Scalability: By reducing the dimension of the effective control or communication space (e.g., through grouping, clustering, or macro-action abstraction), methods such as HCGL and Soft-HGRN maintain robust performance up to hundreds of agents or tasks of increasing complexity (Fu et al., 2024, Ye et al., 2021).
Interpretability: Explicit graph nodes (clusters, skills, subtasks) and learned attention weights expose which agents, groups, or strategies are active at any point. For example, in HAMA (Ryu et al., 2019), attention visualization reveals strategic shifts (e.g., pincer vs. solo pursuit).
Transferability: Fixed-dimension graph-based representations (HGATs, skill embeddings) support seamless transfer of policies across varying agent counts, scenario complexity, and unrelated tasks, with empirical confirmation (Zhu et al., 9 Jul 2025, Ryu et al., 2019).

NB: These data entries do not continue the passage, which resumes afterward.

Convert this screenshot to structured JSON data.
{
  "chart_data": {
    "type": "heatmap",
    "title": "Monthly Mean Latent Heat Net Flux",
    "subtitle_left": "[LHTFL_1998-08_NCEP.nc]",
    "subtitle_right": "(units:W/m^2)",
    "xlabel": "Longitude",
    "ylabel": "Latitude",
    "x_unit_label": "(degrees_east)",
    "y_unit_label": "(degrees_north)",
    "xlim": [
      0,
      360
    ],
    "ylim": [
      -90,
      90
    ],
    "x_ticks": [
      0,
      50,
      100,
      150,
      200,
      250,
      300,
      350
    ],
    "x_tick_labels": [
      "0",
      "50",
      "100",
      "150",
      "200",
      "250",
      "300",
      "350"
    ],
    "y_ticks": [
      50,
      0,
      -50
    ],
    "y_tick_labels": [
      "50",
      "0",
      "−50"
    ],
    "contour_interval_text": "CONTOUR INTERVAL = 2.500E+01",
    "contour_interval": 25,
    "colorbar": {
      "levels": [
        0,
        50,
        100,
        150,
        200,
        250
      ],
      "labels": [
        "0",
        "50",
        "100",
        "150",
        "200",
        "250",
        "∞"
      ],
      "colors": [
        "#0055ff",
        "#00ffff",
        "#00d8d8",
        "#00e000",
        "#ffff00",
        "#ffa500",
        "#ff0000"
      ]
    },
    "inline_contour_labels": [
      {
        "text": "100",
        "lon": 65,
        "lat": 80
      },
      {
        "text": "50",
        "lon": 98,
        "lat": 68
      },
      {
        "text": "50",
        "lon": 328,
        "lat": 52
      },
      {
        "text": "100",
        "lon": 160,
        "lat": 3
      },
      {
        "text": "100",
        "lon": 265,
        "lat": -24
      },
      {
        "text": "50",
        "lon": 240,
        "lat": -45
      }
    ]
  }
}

7. Open Directions and Practical Considerations

Recent research has highlighted several open directions:

Automated Hierarchical Structure Design: Optimal topology search for graph composition (DAG or multi-level) remains unresolved (Kryzhanovskiy et al., 28 Dec 2025).
Communication and Proxy-Reward Learning: Improved auxiliary tasks, multi-objective optimization, and GNN-based exploration strategies are open for investigation (Kryzhanovskiy et al., 28 Dec 2025).
Hierarchical Curriculum and Graph Morphogenesis: Progressive construction or adaptation of the hierarchical graph during training (compositional curricula) offers a path to scalability and continual learning.
Integration with LLMs: Using LLMs as adaptable graph agents for instruction, communication, and logical coordination is proposed as an avenue for future MARL architectures (Kryzhanovskiy et al., 28 Dec 2025).
Non-cooperative and Mixed-motivation Settings: Most hierarchical graph frameworks focus on cooperation; generalizing these models to mixed or adversarial settings with compositional task decomposition remains an area of development.

Hierarchical graph structures are central to the next generation of MARL, providing a common foundation for modular, scalable, and interpretable agent coordination across both simulated and real-world environments.